The American culture does not favor arranged marriages, as we value the freedom to date and find that special person who we want to love, live with, and annoy for the rest of our lives. If we are lucky enough to find that person, the commitment we freely offer through marriage naturally includes behavioral expectations. We are no longer free to date others, we freely choose to put our loved one's desires or needs above our own at times, and sometimes we have to go to an event, a store, or a family gathering we would rather avoid because it's important to our loved one. The freedom to love naturally brings us to care for and serve one another.

Twenty-seven years ago, on the 4th of July, I married my husband. Truthfully, the date was picked a little out of convenience - he had several family members working in government jobs and we knew they would be free to come - and my family farmed, so July would not interfere with either planting or harvest seasons. It was more than that, though. The symbolism was not lost on me. Individually, we might be very different at times and we should have the freedom to be unique individuals, even though we were also going to be a couple from that day forward. Our marriage was a commitment of each of us saying we would choose the other person, freely, every day (sometimes a more tenuous promise during hunting season!)

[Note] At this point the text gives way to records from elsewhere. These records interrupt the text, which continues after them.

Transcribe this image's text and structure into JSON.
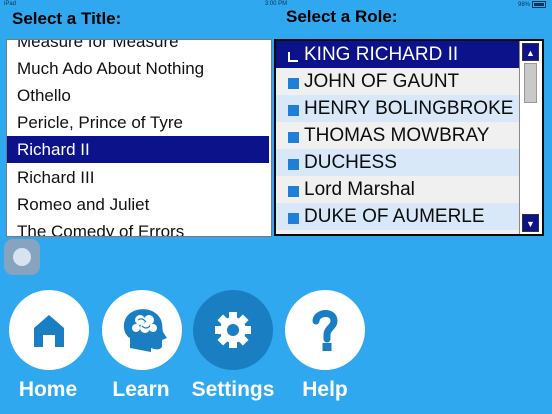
{
  "status_bar": {
    "device": "iPad",
    "time": "3:00 PM",
    "battery": "98%"
  },
  "title_list": {
    "heading": "Select a Title:",
    "items": [
      "Measure for Measure",
      "Much Ado About Nothing",
      "Othello",
      "Pericle, Prince of Tyre",
      "Richard II",
      "Richard III",
      "Romeo and Juliet",
      "The Comedy of Errors"
    ],
    "selected": "Richard II"
  },
  "role_list": {
    "heading": "Select a Role:",
    "items": [
      "KING RICHARD II",
      "JOHN OF GAUNT",
      "HENRY BOLINGBROKE",
      "THOMAS MOWBRAY",
      "DUCHESS",
      "Lord Marshal",
      "DUKE OF AUMERLE"
    ],
    "selected": "KING RICHARD II"
  },
  "nav": {
    "home": "Home",
    "learn": "Learn",
    "settings": "Settings",
    "help": "Help",
    "active": "Settings"
  },
  "colors": {
    "background": "#30a8ef",
    "selection": "#0b128a",
    "active_nav": "#1a7ec2"
  }
}
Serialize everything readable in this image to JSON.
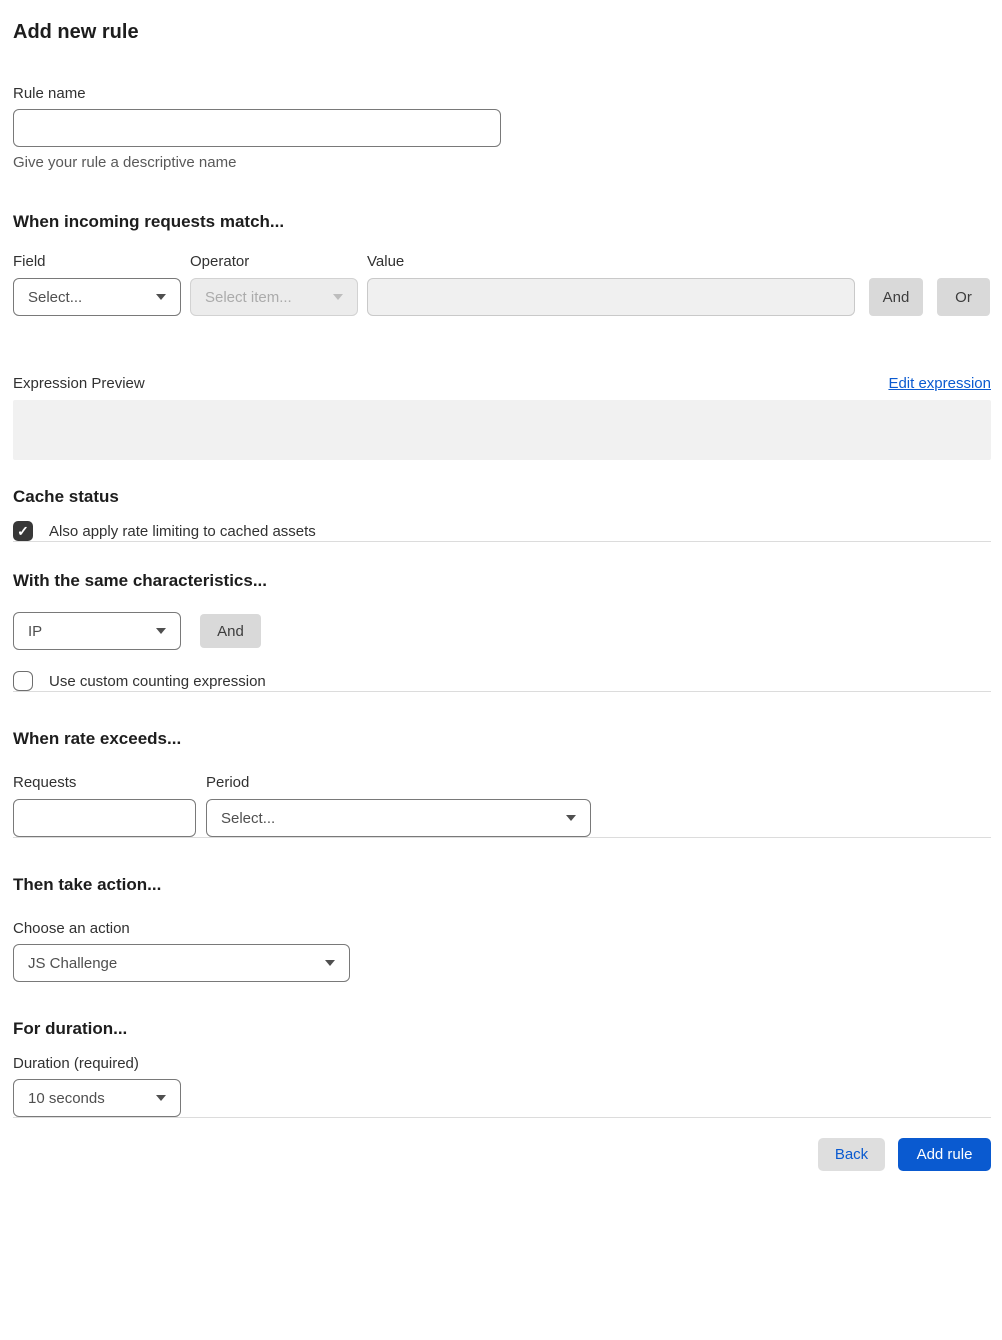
{
  "page": {
    "title": "Add new rule"
  },
  "colors": {
    "accent_blue": "#0a5ad0",
    "checkbox_checked": "#383838",
    "disabled_bg": "#ececec",
    "preview_bg": "#f1f1f1",
    "gray_button_bg": "#d9d9d9"
  },
  "icons": {
    "check": "✓",
    "chevron_down": "caret-triangle"
  },
  "rule_name": {
    "label": "Rule name",
    "value": "",
    "helper": "Give your rule a descriptive name"
  },
  "match": {
    "heading": "When incoming requests match...",
    "field": {
      "label": "Field",
      "selected": "Select...",
      "disabled": false
    },
    "operator": {
      "label": "Operator",
      "selected": "Select item...",
      "disabled": true
    },
    "value": {
      "label": "Value",
      "value": "",
      "disabled": true
    },
    "and_label": "And",
    "or_label": "Or"
  },
  "expression": {
    "label": "Expression Preview",
    "edit_link": "Edit expression",
    "preview": ""
  },
  "cache": {
    "heading": "Cache status",
    "checkbox_label": "Also apply rate limiting to cached assets",
    "checked": true
  },
  "characteristics": {
    "heading": "With the same characteristics...",
    "selected": "IP",
    "and_label": "And",
    "counting_label": "Use custom counting expression",
    "counting_checked": false
  },
  "rate": {
    "heading": "When rate exceeds...",
    "requests_label": "Requests",
    "requests_value": "",
    "period_label": "Period",
    "period_selected": "Select..."
  },
  "action": {
    "heading": "Then take action...",
    "label": "Choose an action",
    "selected": "JS Challenge"
  },
  "duration": {
    "heading": "For duration...",
    "label": "Duration (required)",
    "selected": "10 seconds"
  },
  "footer": {
    "back_label": "Back",
    "add_label": "Add rule"
  }
}
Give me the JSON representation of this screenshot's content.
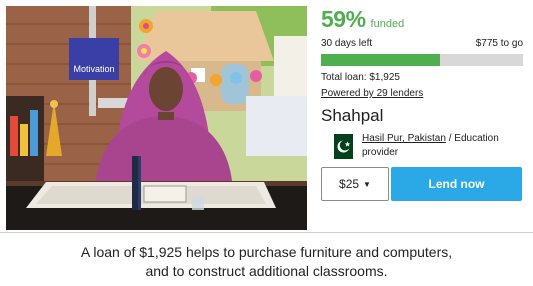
{
  "loan": {
    "funded_percent": "59%",
    "funded_label": "funded",
    "progress_fraction": 0.59,
    "days_left": "30 days left",
    "to_go": "$775 to go",
    "total_loan": "Total loan: $1,925",
    "lenders_link": "Powered by 29 lenders"
  },
  "borrower": {
    "name": "Shahpal",
    "location": "Hasil Pur, Pakistan",
    "separator": " / ",
    "sector": "Education provider",
    "flag_icon": "pakistan-flag-icon"
  },
  "actions": {
    "amount": "$25",
    "lend_label": "Lend now"
  },
  "photo": {
    "poster_text": "Motivation"
  },
  "description": {
    "line1": "A loan of $1,925 helps to purchase furniture and computers,",
    "line2": "and to construct additional classrooms."
  },
  "colors": {
    "funded_green": "#4faf4e",
    "lend_blue": "#2aa9e6",
    "progress_track": "#d8d8d8"
  }
}
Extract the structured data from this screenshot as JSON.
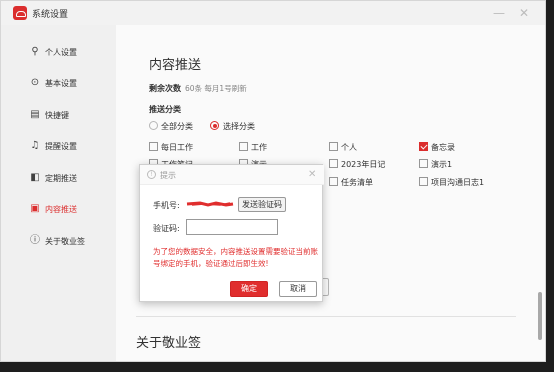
{
  "window": {
    "title": "系统设置",
    "logo_icon": "cloud-logo-icon",
    "accent_color": "#e02e2e",
    "minimize_glyph": "—",
    "close_glyph": "✕"
  },
  "sidebar": {
    "items": [
      {
        "label": "个人设置",
        "icon": "user-icon",
        "glyph": "⚲",
        "active": false
      },
      {
        "label": "基本设置",
        "icon": "settings-icon",
        "glyph": "⊙",
        "active": false
      },
      {
        "label": "快捷键",
        "icon": "keyboard-icon",
        "glyph": "▤",
        "active": false
      },
      {
        "label": "提醒设置",
        "icon": "bell-icon",
        "glyph": "♫",
        "active": false
      },
      {
        "label": "定期推送",
        "icon": "calendar-icon",
        "glyph": "◧",
        "active": false
      },
      {
        "label": "内容推送",
        "icon": "push-icon",
        "glyph": "▣",
        "active": true
      },
      {
        "label": "关于敬业签",
        "icon": "info-icon",
        "glyph": "ⓘ",
        "active": false
      }
    ]
  },
  "content_push": {
    "title": "内容推送",
    "remaining_label": "剩余次数",
    "remaining_value": "60条 每月1号刷新",
    "category_label": "推送分类",
    "radios": [
      {
        "label": "全部分类",
        "checked": false
      },
      {
        "label": "选择分类",
        "checked": true
      }
    ],
    "categories": [
      {
        "label": "每日工作",
        "checked": false
      },
      {
        "label": "工作",
        "checked": false
      },
      {
        "label": "个人",
        "checked": false
      },
      {
        "label": "备忘录",
        "checked": true
      },
      {
        "label": "工作笔记",
        "checked": false
      },
      {
        "label": "演示",
        "checked": false
      },
      {
        "label": "2023年日记",
        "checked": false
      },
      {
        "label": "演示1",
        "checked": false
      },
      {
        "label": "",
        "checked": false
      },
      {
        "label": "",
        "checked": false
      },
      {
        "label": "任务清单",
        "checked": false
      },
      {
        "label": "项目沟通日志1",
        "checked": false
      }
    ]
  },
  "about": {
    "title": "关于敬业签"
  },
  "dialog": {
    "title": "提示",
    "phone_label": "手机号:",
    "phone_value": "",
    "send_code_label": "发送验证码",
    "code_label": "验证码:",
    "code_value": "",
    "code_placeholder": "",
    "warning": "为了您的数据安全，内容推送设置需要验证当前账号绑定的手机，验证通过后即生效!",
    "ok_label": "确定",
    "cancel_label": "取消"
  }
}
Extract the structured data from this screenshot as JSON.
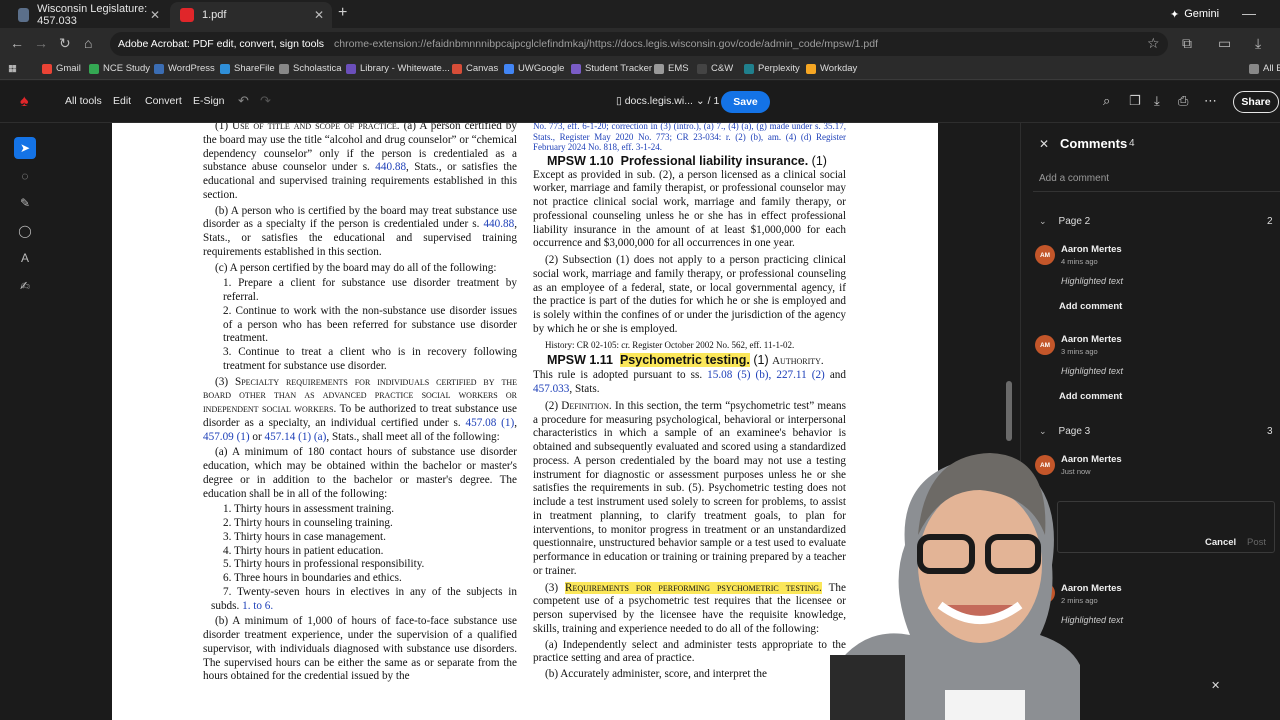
{
  "browser": {
    "tabs": [
      {
        "title": "Wisconsin Legislature: 457.033",
        "active": false
      },
      {
        "title": "1.pdf",
        "active": true
      }
    ],
    "gemini_label": "Gemini",
    "url_site": "Adobe Acrobat: PDF edit, convert, sign tools",
    "url_path": "chrome-extension://efaidnbmnnnibpcajpcglclefindmkaj/https://docs.legis.wisconsin.gov/code/admin_code/mpsw/1.pdf",
    "bookmarks": [
      {
        "label": "Gmail",
        "color": "#ea4335"
      },
      {
        "label": "NCE Study",
        "color": "#34a853"
      },
      {
        "label": "WordPress",
        "color": "#3b6db3"
      },
      {
        "label": "ShareFile",
        "color": "#2f8fd8"
      },
      {
        "label": "Scholastica",
        "color": "#888888"
      },
      {
        "label": "Library - Whitewate...",
        "color": "#6b4fbb"
      },
      {
        "label": "Canvas",
        "color": "#d64d38"
      },
      {
        "label": "UWGoogle",
        "color": "#4285f4"
      },
      {
        "label": "Student Tracker",
        "color": "#7a5cc6"
      },
      {
        "label": "EMS",
        "color": "#999999"
      },
      {
        "label": "C&W",
        "color": "#444444"
      },
      {
        "label": "Perplexity",
        "color": "#20808d"
      },
      {
        "label": "Workday",
        "color": "#f5a623"
      }
    ],
    "all_bookmarks": "All B"
  },
  "acrobat": {
    "menu": [
      "All tools",
      "Edit",
      "Convert",
      "E-Sign"
    ],
    "doc_name": "docs.legis.wi...",
    "page_indicator": "/ 1",
    "save_label": "Save",
    "share_label": "Share"
  },
  "document": {
    "left": {
      "p1_lead": "(1)",
      "p1_sc": "Use of title and scope of practice.",
      "p1_text": " (a) A person certified by the board may use the title “alcohol and drug counselor” or “chemical dependency counselor” only if the person is credentialed as a substance abuse counselor under s. ",
      "p1_link": "440.88",
      "p1_text2": ", Stats., or satisfies the educational and supervised training requirements established in this section.",
      "p2_text": "(b) A person who is certified by the board may treat substance use disorder as a specialty if the person is credentialed under s. ",
      "p2_link": "440.88",
      "p2_text2": ", Stats., or satisfies the educational and supervised training requirements established in this section.",
      "p3": "(c) A person certified by the board may do all of the following:",
      "list1": [
        "1. Prepare a client for substance use disorder treatment by referral.",
        "2. Continue to work with the non-substance use disorder issues of a person who has been referred for substance use disorder treatment.",
        "3. Continue to treat a client who is in recovery following treatment for substance use disorder."
      ],
      "p4_lead": "(3)",
      "p4_sc": "Specialty requirements for individuals certified by the board other than as advanced practice social workers or independent social workers.",
      "p4_text": " To be authorized to treat substance use disorder as a specialty, an individual certified under s. ",
      "p4_link1": "457.08 (1)",
      "p4_link2": "457.09 (1)",
      "p4_link3": "457.14 (1) (a)",
      "p4_text2": ", Stats., shall meet all of the following:",
      "p5": "(a) A minimum of 180 contact hours of substance use disorder education, which may be obtained within the bachelor or master's degree or in addition to the bachelor or master's degree. The education shall be in all of the following:",
      "list2": [
        "1. Thirty hours in assessment training.",
        "2. Thirty hours in counseling training.",
        "3. Thirty hours in case management.",
        "4. Thirty hours in patient education.",
        "5. Thirty hours in professional responsibility.",
        "6. Three hours in boundaries and ethics.",
        "7. Twenty-seven hours in electives in any of the subjects in subds. "
      ],
      "list2_link": "1. to 6.",
      "p6": "(b) A minimum of 1,000 of hours of face-to-face substance use disorder treatment experience, under the supervision of a qualified supervisor, with individuals diagnosed with substance use disorders. The supervised hours can be either the same as or separate from the hours obtained for the credential issued by the"
    },
    "right": {
      "top_links": "No. 773, eff. 6-1-20; correction in (3) (intro.), (a) 7., (4) (a), (g) made under s. 35.17, Stats., Register May 2020 No. 773; CR 23-034: r. (2) (b), am. (4) (d) Register February 2024 No. 818, eff. 3-1-24.",
      "h110_num": "MPSW 1.10",
      "h110_title": "Professional liability insurance.",
      "h110_lead": " (1) ",
      "s110_p1": "Except as provided in sub. (2), a person licensed as a clinical social worker, marriage and family therapist, or professional counselor may not practice clinical social work, marriage and family therapy, or professional counseling unless he or she has in effect professional liability insurance in the amount of at least $1,000,000 for each occurrence and $3,000,000 for all occurrences in one year.",
      "s110_p2": "(2) Subsection (1) does not apply to a person practicing clinical social work, marriage and family therapy, or professional counseling as an employee of a federal, state, or local governmental agency, if the practice is part of the duties for which he or she is employed and is solely within the confines of or under the jurisdiction of the agency by which he or she is employed.",
      "history": "History: CR 02-105: cr. Register October 2002 No. 562, eff. 11-1-02.",
      "h111_num": "MPSW 1.11",
      "h111_title": "Psychometric testing.",
      "h111_lead": " (1) ",
      "h111_sc": "Authority.",
      "s111_p1": "This rule is adopted pursuant to ss. ",
      "s111_links": "15.08 (5) (b), 227.11 (2)",
      "s111_and": " and ",
      "s111_link2": "457.033",
      "s111_end": ", Stats.",
      "s111_p2_lead": "(2) ",
      "s111_p2_sc": "Definition.",
      "s111_p2": " In this section, the term “psychometric test” means a procedure for measuring psychological, behavioral or interpersonal characteristics in which a sample of an examinee's behavior is obtained and subsequently evaluated and scored using a standardized process. A person credentialed by the board may not use a testing instrument for diagnostic or assessment purposes unless he or she satisfies the requirements in sub. (5). Psychometric testing does not include a test instrument used solely to screen for problems, to assist in treatment planning, to clarify treatment goals, to plan for interventions, to monitor progress in treatment or an unstandardized questionnaire, unstructured behavior sample or a test used to evaluate performance in education or training or training prepared by a teacher or trainer.",
      "s111_p3_lead": "(3) ",
      "s111_p3_sc": "Requirements for performing psychometric testing.",
      "s111_p3": " The competent use of a psychometric test requires that the licensee or person supervised by the licensee have the requisite knowledge, skills, training and experience needed to do all of the following:",
      "s111_a": "(a) Independently select and administer tests appropriate to the practice setting and area of practice.",
      "s111_b": "(b) Accurately administer, score, and interpret the"
    }
  },
  "comments_panel": {
    "title": "Comments",
    "count": "4",
    "add_placeholder": "Add a comment",
    "groups": [
      {
        "label": "Page 2",
        "count": "2",
        "comments": [
          {
            "initials": "AM",
            "author": "Aaron Mertes",
            "time": "4 mins ago",
            "text": "Highlighted text",
            "action": "Add comment"
          },
          {
            "initials": "AM",
            "author": "Aaron Mertes",
            "time": "3 mins ago",
            "text": "Highlighted text",
            "action": "Add comment"
          }
        ]
      },
      {
        "label": "Page 3",
        "count": "3",
        "comments": [
          {
            "initials": "AM",
            "author": "Aaron Mertes",
            "time": "Just now"
          },
          {
            "initials": "AM",
            "author": "Aaron Mertes",
            "time": "2 mins ago",
            "text": "Highlighted text"
          }
        ]
      }
    ],
    "cancel_label": "Cancel",
    "post_label": "Post"
  }
}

In the same way, love for God must be given freely to be real. Once we fall in love with God, we are compelled to live in a different way. We are still free, but we are free to love the way that God does - with abandon, with grace, and with heaping amounts of forgiveness. That kind of love lifts one another up and makes the world a better place. So this 4th of July, may you celebrate freedom, but may you also celebrate love and the gift our God has given us in allowing us to make choices about who we want to be and how we want to live.

Galatians 5:13-14 - For you were called to freedom, brothers and sisters; only do not use your

freedom as an opportunity for self-indulgence, but through love become slaves to one another. For the whole law is summed up in a single commandment, "You shall love your neighbor as yourself."